Наш кубрик выходил окнами на улицу Сяде. Напротив, через узкую улицу, -- окна швейного ателье "Лембиту". У входа в кубрик, справа от двери стояла видавшая виды казенного коричневого цвета тумбочка, рядом -- такого же цвета табуретка. Это рабочее место дневального по роте. Слева от двери -- красная авральная лампочка, которая начинала мигать при объявлении тревоги, над дверью -- синяя лампочка ночного света, включаемая после отбоя. В кубрике вдоль стен выстроились наши "четвероногие друзья" -- металлические кровати. На спинке каждой прицеплена бирка с наклеенной бумажкой, на ней указаны номер роты и фамилия курсанта.
В баталерке с двух сторон стеллажи, где у каждого своя ячейка, стол для глаженья формы, утюг. Тут же двухпудовая гиря, ее тягали перед сном. В баталерке же в напряженную экзаменационную пору сидели над конспектами и клевали носом коряги-мореходы.
Гальюн выходил окном во двор, через это открытое окно возвращались ночью самовольщики. Справа у входа в это важное заведение -- "толчок", слева -- писсуары для сдачи "отстоя". В гальюне всегда идеальная чистота.
Основная тяжесть текущих приборок ложилась на дневального по роте. Добросовестность и тщательность работы проверялась дежурным офицером древним драконовским способом: офицер доставал носовой платок и проводил по нижней раме койки или за батареей отопления. В случае обнаружения пыли "фитиль" был обеспечен: за плохую приборку командир роты мог отвалить пять нарядов вне очереди, а старшина изыскивал возможность подогнать выполнение нарядов в день увольнения, когда все порядочные люди позволяли себе расслабиться в обществе прекрасных представительниц лучшей половины человечества. Надежным и верным партнером уборщика гальюна была безотказная подружка-швабра.
В общем, порядок в экипаже поддерживался всегда. И туда никогда не ступала женская нога...
Мы получили робу, "гады", фуражки, которые с легкой руки Игоря Сараева назвали "типа спящего железнодорожника". До нас недавно курсанты носили бескозырки, на ленточках которых красовалась надпись:
TALLINNA MEREKOOL и ТАЛЛИНСКОЕ МОРЕХОДНОЕ УЧИЛИЩЕ
Теперь эта традиция была нарушена. Но многие наши ребята разжились у выпускников бескозырками, имелась она и у меня.

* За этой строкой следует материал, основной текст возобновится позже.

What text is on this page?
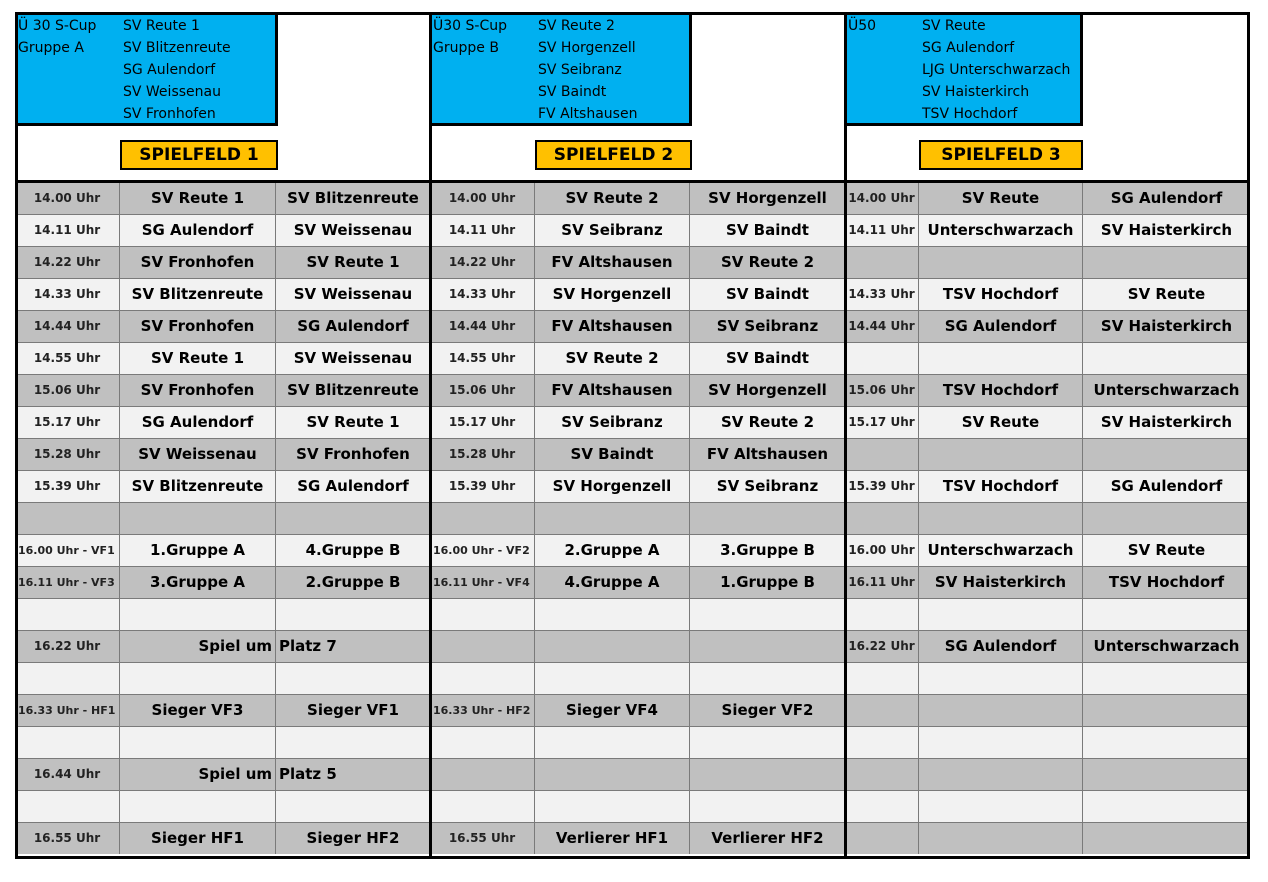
Ü 30 S-Cup
Gruppe A
SV Reute 1
SV Blitzenreute
SG Aulendorf
SV Weissenau
SV Fronhofen
SPIELFELD 1
14.00 Uhr	SV Reute 1	SV Blitzenreute
14.11 Uhr	SG Aulendorf	SV Weissenau
14.22 Uhr	SV Fronhofen	SV Reute 1
14.33 Uhr	SV Blitzenreute	SV Weissenau
14.44 Uhr	SV Fronhofen	SG Aulendorf
14.55 Uhr	SV Reute 1	SV Weissenau
15.06 Uhr	SV Fronhofen	SV Blitzenreute
15.17 Uhr	SG Aulendorf	SV Reute 1
15.28 Uhr	SV Weissenau	SV Fronhofen
15.39 Uhr	SV Blitzenreute	SG Aulendorf
16.00 Uhr - VF1	1.Gruppe A	4.Gruppe B
16.11 Uhr - VF3	3.Gruppe A	2.Gruppe B
16.22 Uhr	Spiel um Platz 7
16.33 Uhr - HF1	Sieger VF3	Sieger VF1
16.44 Uhr	Spiel um Platz 5
16.55 Uhr	Sieger HF1	Sieger HF2
Ü30 S-Cup
Gruppe B
SV Reute 2
SV Horgenzell
SV Seibranz
SV Baindt
FV Altshausen
SPIELFELD 2
14.00 Uhr	SV Reute 2	SV Horgenzell
14.11 Uhr	SV Seibranz	SV Baindt
14.22 Uhr	FV Altshausen	SV Reute 2
14.33 Uhr	SV Horgenzell	SV Baindt
14.44 Uhr	FV Altshausen	SV Seibranz
14.55 Uhr	SV Reute 2	SV Baindt
15.06 Uhr	FV Altshausen	SV Horgenzell
15.17 Uhr	SV Seibranz	SV Reute 2
15.28 Uhr	SV Baindt	FV Altshausen
15.39 Uhr	SV Horgenzell	SV Seibranz
16.00 Uhr - VF2	2.Gruppe A	3.Gruppe B
16.11 Uhr - VF4	4.Gruppe A	1.Gruppe B
16.33 Uhr - HF2	Sieger VF4	Sieger VF2
16.55 Uhr	Verlierer HF1	Verlierer HF2
Ü50	SV Reute
SG Aulendorf
LJG Unterschwarzach
SV Haisterkirch
TSV Hochdorf
SPIELFELD 3
14.00 Uhr	SV Reute	SG Aulendorf
14.11 Uhr Unterschwarzach	SV Haisterkirch
14.33 Uhr	TSV Hochdorf	SV Reute
14.44 Uhr	SG Aulendorf	SV Haisterkirch
15.06 Uhr	TSV Hochdorf	Unterschwarzach
15.17 Uhr	SV Reute	SV Haisterkirch
15.39 Uhr	TSV Hochdorf	SG Aulendorf
16.00 Uhr Unterschwarzach	SV Reute
16.11 Uhr	SV Haisterkirch	TSV Hochdorf
16.22 Uhr	SG Aulendorf	Unterschwarzach
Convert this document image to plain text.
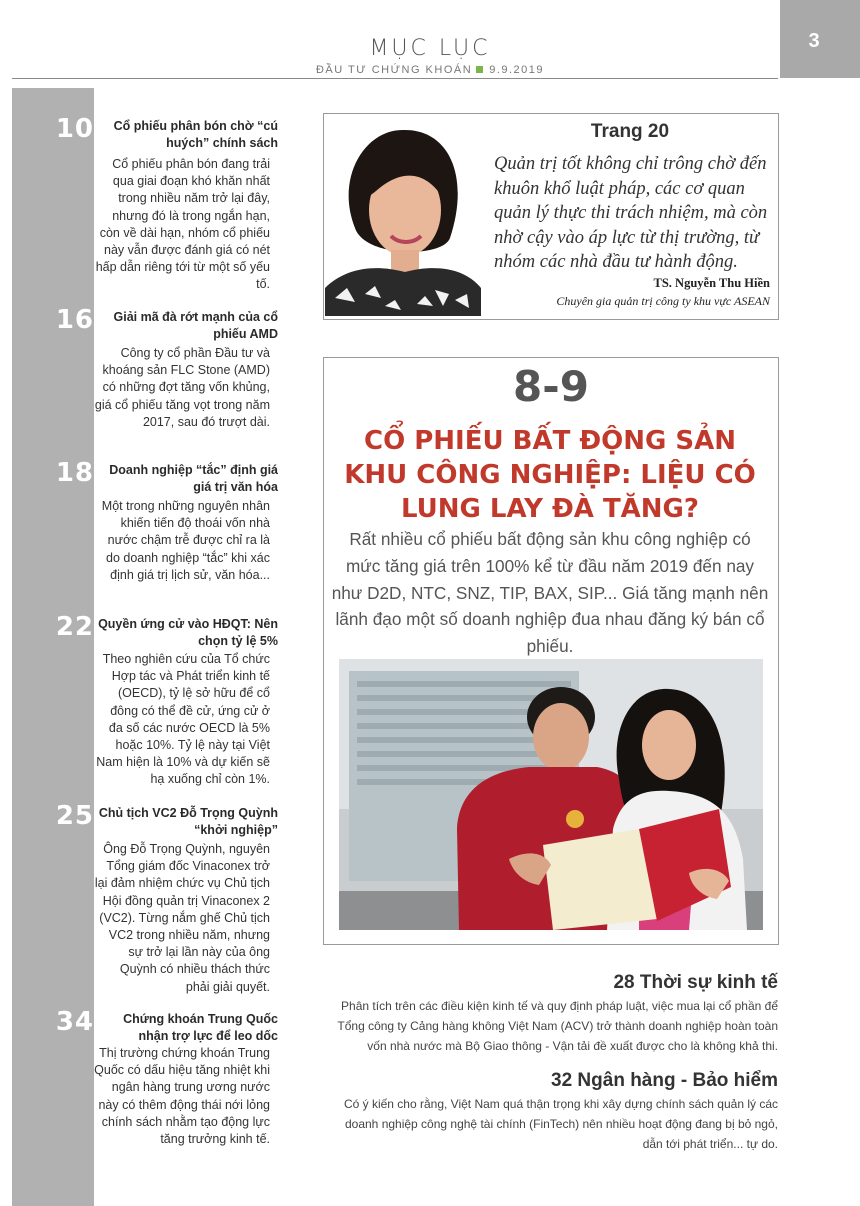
MỤC LỤC
ĐẦU TƯ CHỨNG KHOÁN 9.9.2019
3
10	Cổ phiếu phân bón chờ “cú huých” chính sách
Cổ phiếu phân bón đang trải qua giai đoạn khó khăn nhất trong nhiều năm trở lại đây, nhưng đó là trong ngắn hạn, còn về dài hạn, nhóm cổ phiếu này vẫn được đánh giá có nét hấp dẫn riêng tới từ một số yếu tố.
16	Giải mã đà rớt mạnh của cổ phiếu AMD
Công ty cổ phần Đầu tư và khoáng sản FLC Stone (AMD) có những đợt tăng vốn khủng, giá cổ phiếu tăng vọt trong năm 2017, sau đó trượt dài.
18	Doanh nghiệp “tắc” định giá giá trị văn hóa
Một trong những nguyên nhân khiến tiến độ thoái vốn nhà nước chậm trễ được chỉ ra là do doanh nghiệp “tắc” khi xác định giá trị lịch sử, văn hóa...
22 Quyền ứng cử vào HĐQT: Nên chọn tỷ lệ 5%
Theo nghiên cứu của Tổ chức Hợp tác và Phát triển kinh tế (OECD), tỷ lệ sở hữu để cổ đông có thể đề cử, ứng cử ở đa số các nước OECD là 5% hoặc 10%. Tỷ lệ này tại Việt Nam hiện là 10% và dự kiến sẽ hạ xuống chỉ còn 1%.
25 Chủ tịch VC2 Đỗ Trọng Quỳnh “khởi nghiệp”
Ông Đỗ Trọng Quỳnh, nguyên Tổng giám đốc Vinaconex trở lại đảm nhiệm chức vụ Chủ tịch Hội đồng quản trị Vinaconex 2 (VC2). Từng nắm ghế Chủ tịch VC2 trong nhiều năm, nhưng sự trở lại lần này của ông Quỳnh có nhiều thách thức phải giải quyết.
34	Chứng khoán Trung Quốc nhận trợ lực để leo dốc
Thị trường chứng khoán Trung Quốc có dấu hiệu tăng nhiệt khi ngân hàng trung ương nước này có thêm động thái nới lỏng chính sách nhằm tạo động lực tăng trưởng kinh tế.
Trang 20
Quản trị tốt không chỉ trông chờ đến khuôn khổ luật pháp, các cơ quan quản lý thực thi trách nhiệm, mà còn nhờ cậy vào áp lực từ thị trường, từ nhóm các nhà đầu tư hành động.
TS. Nguyễn Thu Hiền
Chuyên gia quản trị công ty khu vực ASEAN
8-9
CỔ PHIẾU BẤT ĐỘNG SẢN KHU CÔNG NGHIỆP: LIỆU CÓ LUNG LAY ĐÀ TĂNG?
Rất nhiều cổ phiếu bất động sản khu công nghiệp có mức tăng giá trên 100% kể từ đầu năm 2019 đến nay như D2D, NTC, SNZ, TIP, BAX, SIP... Giá tăng mạnh nên lãnh đạo một số doanh nghiệp đua nhau đăng ký bán cổ phiếu.
28 Thời sự kinh tế
Phân tích trên các điều kiện kinh tế và quy định pháp luật, việc mua lại cổ phần để Tổng công ty Cảng hàng không Việt Nam (ACV) trở thành doanh nghiệp hoàn toàn vốn nhà nước mà Bộ Giao thông - Vận tải đề xuất được cho là không khả thi.
32 Ngân hàng - Bảo hiểm
Có ý kiến cho rằng, Việt Nam quá thận trọng khi xây dựng chính sách quản lý các doanh nghiệp công nghệ tài chính (FinTech) nên nhiều hoạt động đang bị bỏ ngỏ, dẫn tới phát triển... tự do.
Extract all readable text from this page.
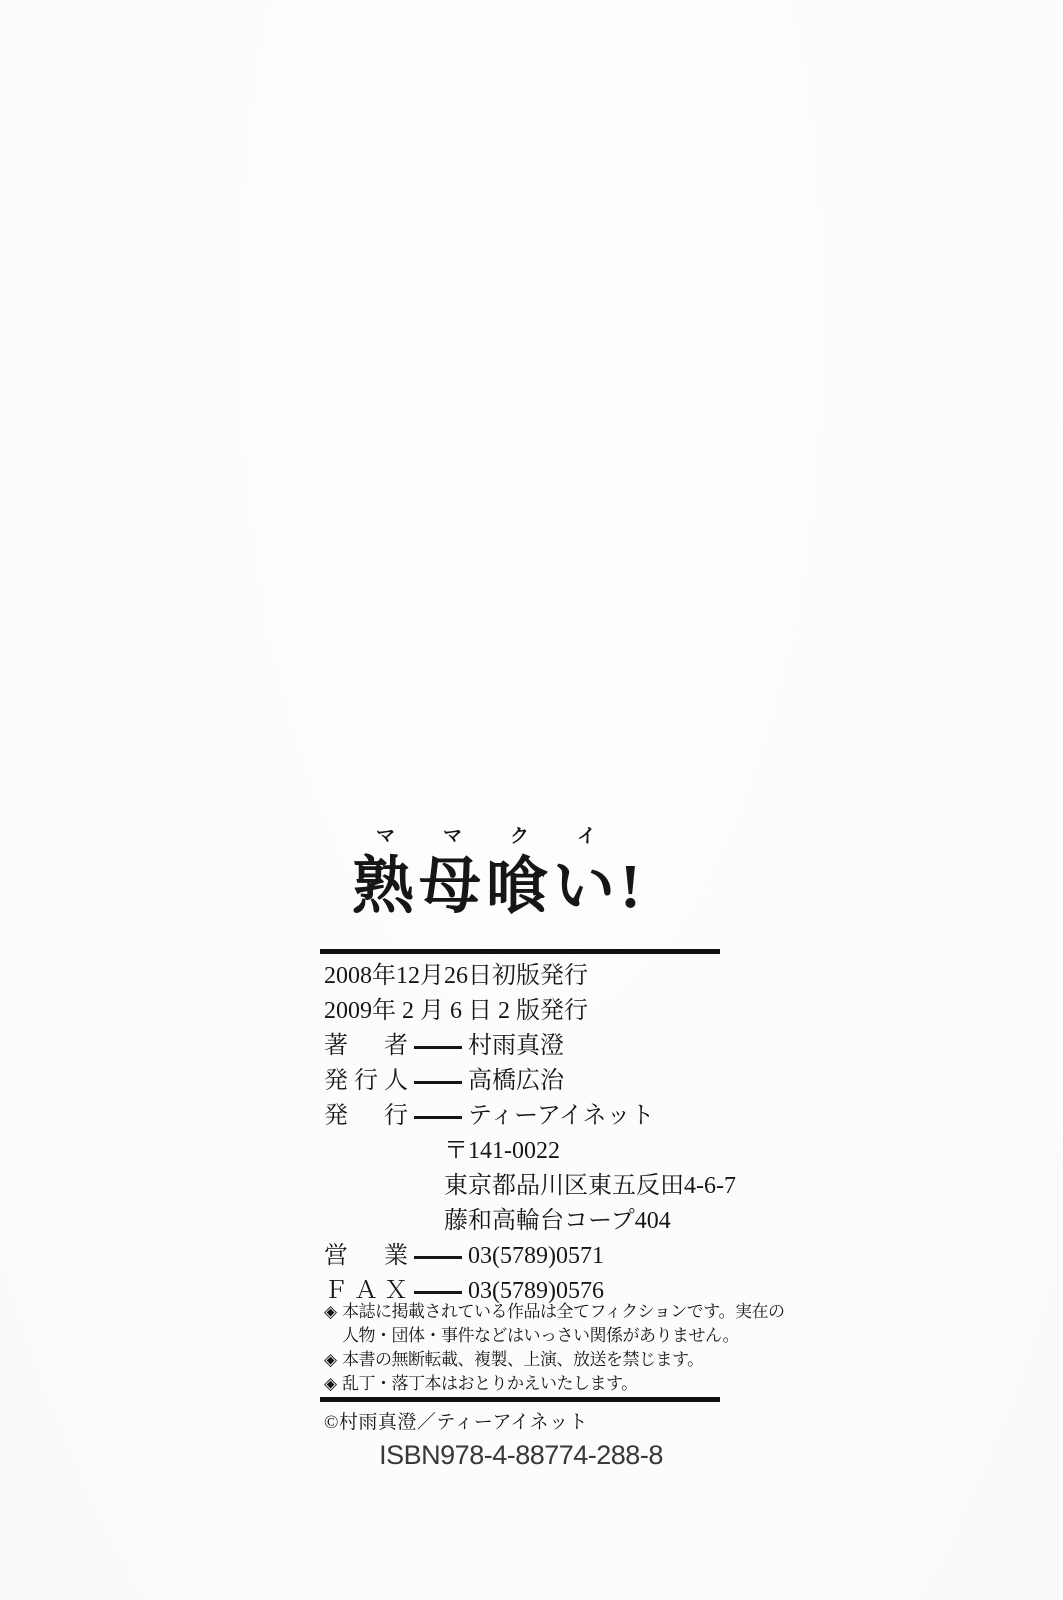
熟マ母マ喰クいイ!
2008年12月26日初版発行
2009年 2 月 6 日 2 版発行
著　者 村雨真澄
発行人 高橋広治
発　行 ティーアイネット
〒141-0022
東京都品川区東五反田4-6-7
藤和高輪台コープ404
営　業 03(5789)0571
ＦＡＸ 03(5789)0576
◈ 本誌に掲載されている作品は全てフィクションです。実在の
人物・団体・事件などはいっさい関係がありません。
◈ 本書の無断転載、複製、上演、放送を禁じます。
◈ 乱丁・落丁本はおとりかえいたします。
©村雨真澄／ティーアイネット
ISBN978-4-88774-288-8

Роба была почти одного размера для всех, что вызвало заметные неудобства: у долговязых штаны доходили до щиколоток, у низкорослых опускались ниже пяток. Переодевшись, многие не узнавали друг друга, а некоторые даже и себя. Подойдешь к зеркалу и опешишь: оттуда на тебя уставится незнакомец с вызывающе торчащими по сторонам ушами и головой, сверкающей, как петушиное колено. Становилось даже жаль себя.
Впрочем, старшина сказал бы: "Солдат должен наводить страх на противника". А тренировки по строевой мудрости проводились у нас поначалу регулярно. Подавалась команда "Отбой!", мы раздевались и ложились, тотчас следовала команда "Подъем!" -- мы поднимались, одевались... ну, и так далее. Движения наши были скованными и заторможенными, поэтому как правило, в норматив времени не укладывались. И следовало все с начала: "Подъем!", "Отбой!", так несколько раз подряд. Ведь еще Суворов говорил: "Тяжело в учении -- легко в бою".
Отходя ко сну, курсант был обязан уложить свою форму в определенном порядке: брюки, форменка, тельник, флотский ремень сворачивался, и все накрывалось фуражкой.
Научились работать иглой и утюгом. Приходилось отмечать каждый предмет формы белыми нитками, а брюки должны были выглажены так, чтобы стрелки начинали резать еще до прикосновения к ним.
Параллельно мы познавали азы и других курсантских наук. Прежде всего курсант обязан знать, сколько категорий состояния имеют курсантские носки. А именно: первая -- когда брошенный носок прилипает к переборке, вторая -когда можно остригать ногти, не снимая носков, третья -- когда можно снять носки, не снимая ботинок. Наконец -- когда вес носков равен весу резинок.
Наиболее опасен в курсантском обиходе носок первой категории, когда можно в ответ схлопотать увесистым "гадом" по оттопыренному уху или по сверкающей голове.
Мы, курсанты первого курса судоводительского отделения, объединены в роту, в роте два взвода -- эстонский и русский, в каждом взводе по два отделения.
Командиром нашей второй роты был капитан-лейтенант В. Колесников. Это атлетического телосложения симпатичный мужчина с незначительным дефектом речи, который позволял ему почти после каждого произнесенного слова добавлять вдогонку принятое на флоте словечко "бенть".